There was that laughter again. The light pattering from before was louder, it reminded Tord that he was very close to the ocean pool, close enough to touch. Tord didn’t dare try to back away for fear of another pool being behind him.

“You didn’t escape, if that’s what you’re getting at- You live because we granted it.”

Tord swallowed, hoping that the thing also couldn’t see. But he knew it could. A creature that lives in the depths of the ocean likely had the vision of a bat or demon. Maybe it had the sight akin to a devil, and it could see Tord’s worst fears… The thought was immediately thrown out before he could linger on it. No need to make matters worse by believing a fish to possess the power of a god.
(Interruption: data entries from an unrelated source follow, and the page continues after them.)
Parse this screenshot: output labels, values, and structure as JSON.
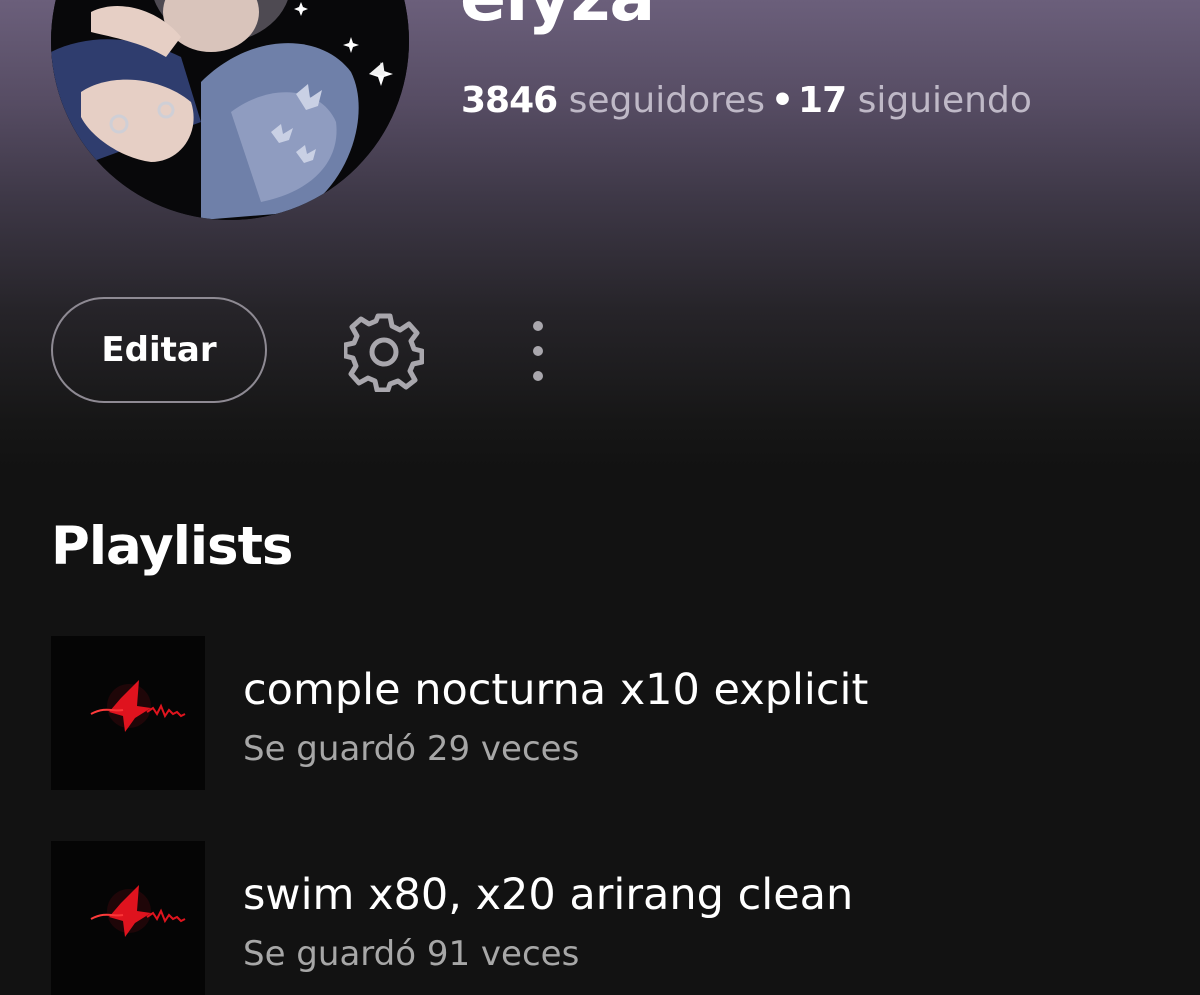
{
  "profile": {
    "username": "elyza",
    "followers_count": "3846",
    "followers_label": "seguidores",
    "separator": "•",
    "following_count": "17",
    "following_label": "siguiendo"
  },
  "actions": {
    "edit_label": "Editar",
    "settings_icon": "gear-icon",
    "more_icon": "more-vertical-icon"
  },
  "playlists_section": {
    "title": "Playlists",
    "items": [
      {
        "title": "comple nocturna x10 explicit",
        "subtitle": "Se guardó 29 veces"
      },
      {
        "title": "swim x80, x20 arirang clean",
        "subtitle": "Se guardó 91 veces"
      }
    ]
  },
  "colors": {
    "background": "#121212",
    "header_gradient_top": "#6b5f7b",
    "secondary_text": "#a7a7a7",
    "accent_red": "#e0141e"
  }
}
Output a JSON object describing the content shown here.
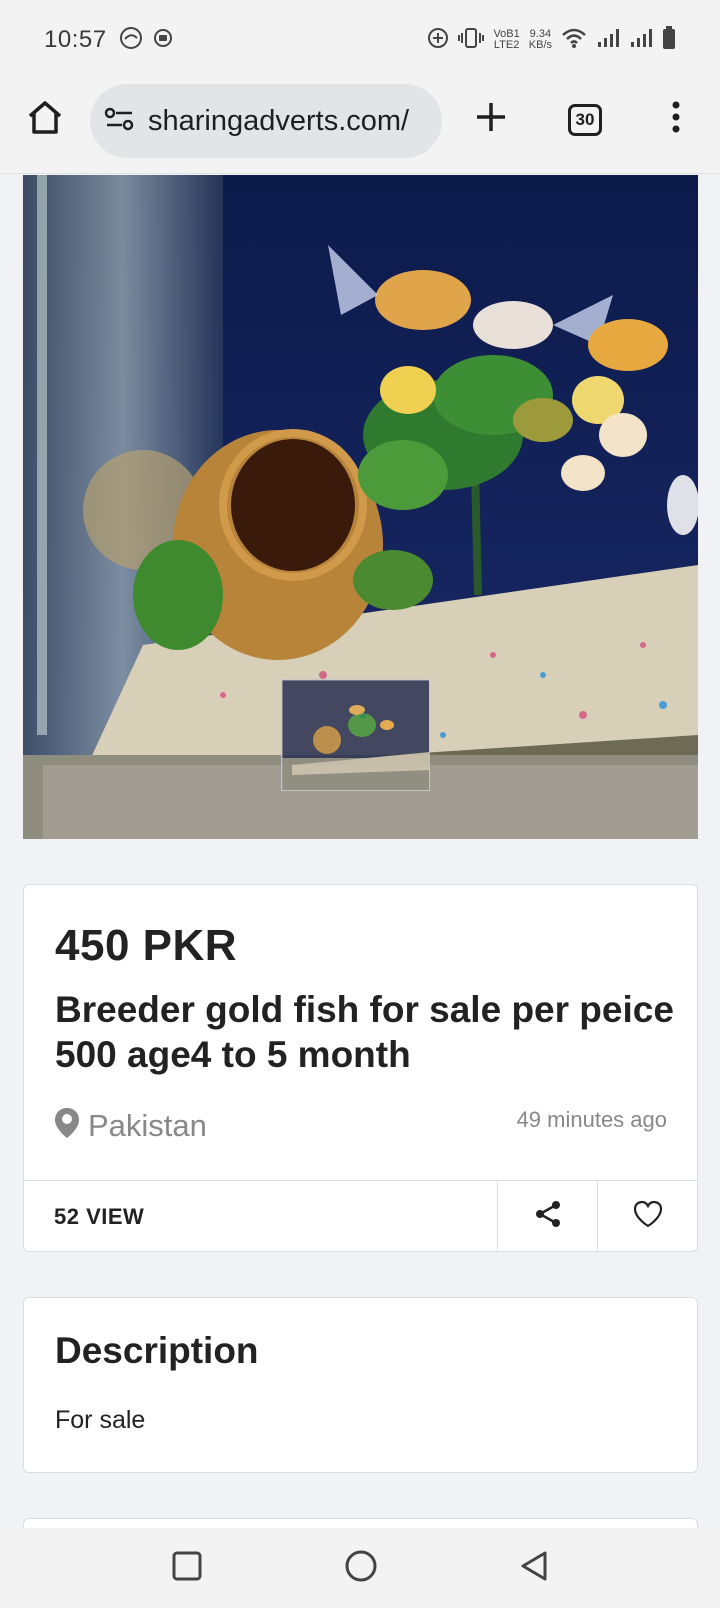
{
  "status_bar": {
    "time": "10:57",
    "network_line1": "VoB1",
    "network_line2": "LTE2",
    "speed_value": "9.34",
    "speed_unit": "KB/s"
  },
  "browser": {
    "url": "sharingadverts.com/",
    "tab_count": "30"
  },
  "listing": {
    "price": "450 PKR",
    "title": "Breeder gold fish for sale per peice 500 age4 to 5 month",
    "location": "Pakistan",
    "posted": "49 minutes ago",
    "views": "52 VIEW"
  },
  "description": {
    "heading": "Description",
    "text": "For sale"
  }
}
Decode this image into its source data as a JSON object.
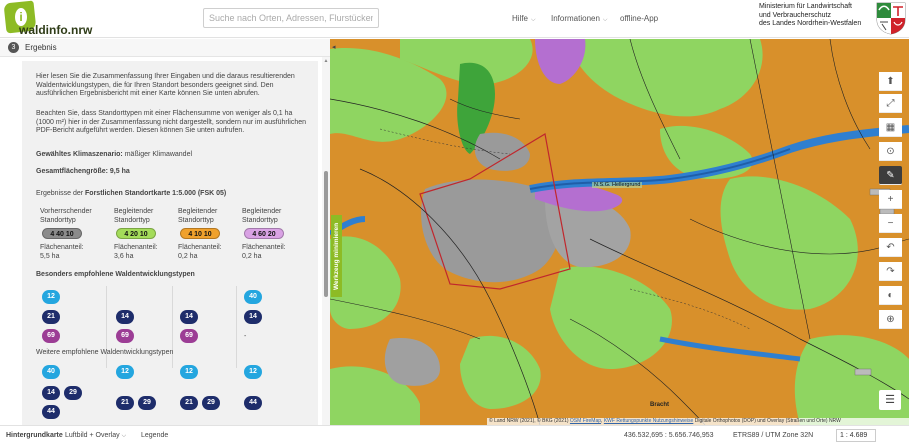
{
  "header": {
    "logo_text_main": "waldinfo",
    "logo_text_suffix": ".nrw",
    "search_placeholder": "Suche nach Orten, Adressen, Flurstücken, Karten, ...",
    "nav": [
      {
        "label": "Hilfe",
        "has_dropdown": true
      },
      {
        "label": "Informationen",
        "has_dropdown": true
      },
      {
        "label": "offline-App",
        "has_dropdown": false
      }
    ],
    "ministry_lines": [
      "Ministerium für Landwirtschaft",
      "und Verbraucherschutz",
      "des Landes Nordrhein-Westfalen"
    ]
  },
  "sidebar": {
    "step_number": "3",
    "step_label": "Ergebnis",
    "intro_text": "Hier lesen Sie die Zusammenfassung Ihrer Eingaben und die daraus resultierenden Waldentwicklungstypen, die für Ihren Standort besonders geeignet sind. Den ausführlichen Ergebnisbericht mit einer Karte können Sie unten abrufen.",
    "note_text": "Beachten Sie, dass Standorttypen mit einer Flächensumme von weniger als 0,1 ha (1000 m²) hier in der Zusammenfassung nicht dargestellt, sondern nur im ausführlichen PDF-Bericht aufgeführt werden. Diesen können Sie unten aufrufen.",
    "climate_label": "Gewähltes Klimaszenario:",
    "climate_value": "mäßiger Klimawandel",
    "area_label": "Gesamtflächengröße: 9,5 ha",
    "results_prefix": "Ergebnisse der ",
    "results_bold": "Forstlichen Standortkarte 1:5.000 (FSK 05)",
    "standort_columns": [
      {
        "type_line1": "Vorherrschender",
        "type_line2": "Standorttyp",
        "code": "4 40 10",
        "color": "#8b8b8b",
        "area_label": "Flächenanteil:",
        "area_value": "5,5 ha"
      },
      {
        "type_line1": "Begleitender",
        "type_line2": "Standorttyp",
        "code": "4 20 10",
        "color": "#a4dc5a",
        "area_label": "Flächenanteil:",
        "area_value": "3,6 ha"
      },
      {
        "type_line1": "Begleitender",
        "type_line2": "Standorttyp",
        "code": "4 10 10",
        "color": "#f0a12c",
        "area_label": "Flächenanteil:",
        "area_value": "0,2 ha"
      },
      {
        "type_line1": "Begleitender",
        "type_line2": "Standorttyp",
        "code": "4 60 20",
        "color": "#d9a2e4",
        "area_label": "Flächenanteil:",
        "area_value": "0,2 ha"
      }
    ],
    "recommended_heading": "Besonders empfohlene Waldentwicklungstypen",
    "recommended": {
      "col1": [
        "12",
        "21",
        "69"
      ],
      "col2": [
        "14",
        "69"
      ],
      "col3": [
        "14",
        "69"
      ],
      "col4": [
        "40",
        "14",
        "-"
      ]
    },
    "further_heading": "Weitere empfohlene Waldentwicklungstypen",
    "further": {
      "col1": [
        "40",
        "14",
        "29",
        "44"
      ],
      "col2": [
        "12",
        "21",
        "29"
      ],
      "col3": [
        "12",
        "21",
        "29"
      ],
      "col4": [
        "12",
        "44"
      ]
    }
  },
  "map": {
    "side_tab_label": "Werkzeug minimieren",
    "place_label": "N.S.G. Hellergrund",
    "place_label2": "Bracht",
    "toolbar": [
      {
        "icon": "compass-icon",
        "glyph": "⬆"
      },
      {
        "icon": "fullscreen-icon",
        "glyph": "⤢"
      },
      {
        "icon": "calendar-icon",
        "glyph": "▦"
      },
      {
        "icon": "location-pin-icon",
        "glyph": "⊙"
      },
      {
        "icon": "tools-icon",
        "glyph": "✎"
      },
      {
        "icon": "zoom-in-icon",
        "glyph": "+"
      },
      {
        "icon": "zoom-out-icon",
        "glyph": "−"
      },
      {
        "icon": "undo-icon",
        "glyph": "↶"
      },
      {
        "icon": "redo-icon",
        "glyph": "↷"
      },
      {
        "icon": "measure-icon",
        "glyph": "◐"
      },
      {
        "icon": "locate-icon",
        "glyph": "⊕"
      }
    ],
    "attribution_parts": [
      {
        "text": "© Land NRW (2021), © BKG (2021) ",
        "link": false
      },
      {
        "text": "OSM FireMap",
        "link": true
      },
      {
        "text": ", ",
        "link": false
      },
      {
        "text": "KWF Rettungspunkte Nutzungshinweise",
        "link": true
      },
      {
        "text": "     Digitale Orthophotos (DOP) und Overlay (Straßen und Orte) NRW",
        "link": false
      }
    ]
  },
  "bottombar": {
    "background_label": "Hintergrundkarte",
    "background_value": "Luftbild + Overlay",
    "legend_label": "Legende",
    "coordinates": "436.532,695 : 5.656.746,953",
    "projection": "ETRS89 / UTM Zone 32N",
    "scale": "1 : 4.689"
  },
  "colors": {
    "brand_green": "#8dbb25",
    "map_orange": "#d8902b",
    "map_lightgreen": "#8fd561",
    "map_grey": "#9a9a9a",
    "map_purple": "#b46fd0",
    "map_blue": "#2f7fd0"
  }
}
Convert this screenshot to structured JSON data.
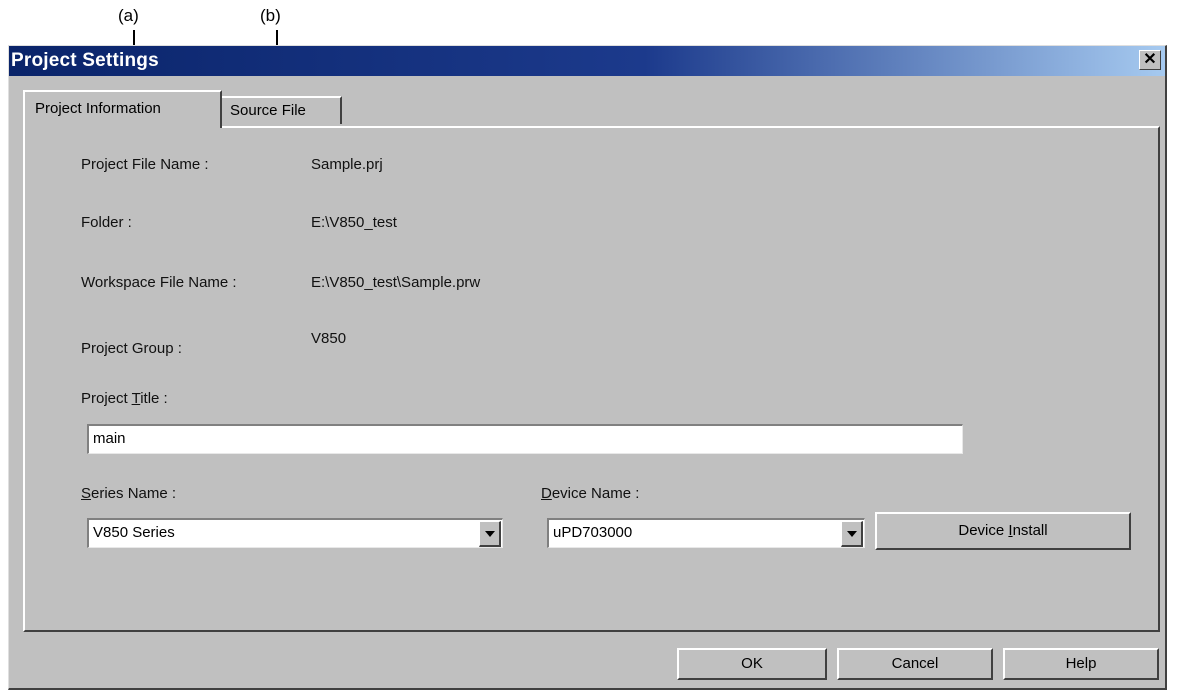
{
  "callouts": {
    "a": "(a)",
    "b": "(b)"
  },
  "window": {
    "title": "Project Settings",
    "close_glyph": "✕"
  },
  "tabs": [
    {
      "label": "Project Information",
      "active": true
    },
    {
      "label": "Source File",
      "active": false
    }
  ],
  "info": {
    "project_file_label": "Project File Name :",
    "project_file_value": "Sample.prj",
    "folder_label": "Folder :",
    "folder_value": "E:\\V850_test",
    "workspace_label": "Workspace File Name :",
    "workspace_value": "E:\\V850_test\\Sample.prw",
    "group_label": "Project Group :",
    "group_value": "V850"
  },
  "title_section": {
    "label_prefix": "Project ",
    "label_accel": "T",
    "label_rest": "itle :",
    "value": "main"
  },
  "series": {
    "label_accel": "S",
    "label_rest": "eries Name :",
    "value": "V850 Series"
  },
  "device": {
    "label_accel": "D",
    "label_rest": "evice Name :",
    "value": "uPD703000",
    "install_prefix": "Device ",
    "install_accel": "I",
    "install_rest": "nstall"
  },
  "buttons": {
    "ok": "OK",
    "cancel": "Cancel",
    "help": "Help"
  },
  "colors": {
    "title_bar": "#0a246a",
    "face": "#c0c0c0"
  }
}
Even after all this fish had done.

“Why?” The word was more of a breath than a voice when it slipped passed Tord’s lips. 

“Because you’re very stupid,” the siren jeered in a voice that shouldn’t be a sound, chuckling filling the room more and more, making Tord feel surrounded, “And stupid is entertaining. Entertainment is sparse in the sea, so my brothers agreed to keep you.”

Tord felt rage mingling with his fear. “’Keep me’- What the hell do you mean?” 

“I did tell you my brothers hate when I’m bored- they say boredom will kill me with how I am. They think you might provide a solution for this, for a time at least. Which I agree with, if you continue to do as you have. I’ve been quite enthralled to your crying for a time, and now that you’ve regained your mind I’m sure you’ll be even more amusing!” 

The thing laughed, the chime of it’s impossible voice bounding off walls and sinking into water. Making Tord want to dig a knife into the creature’s throat. If only he had a knife and if only he could see the damned thing.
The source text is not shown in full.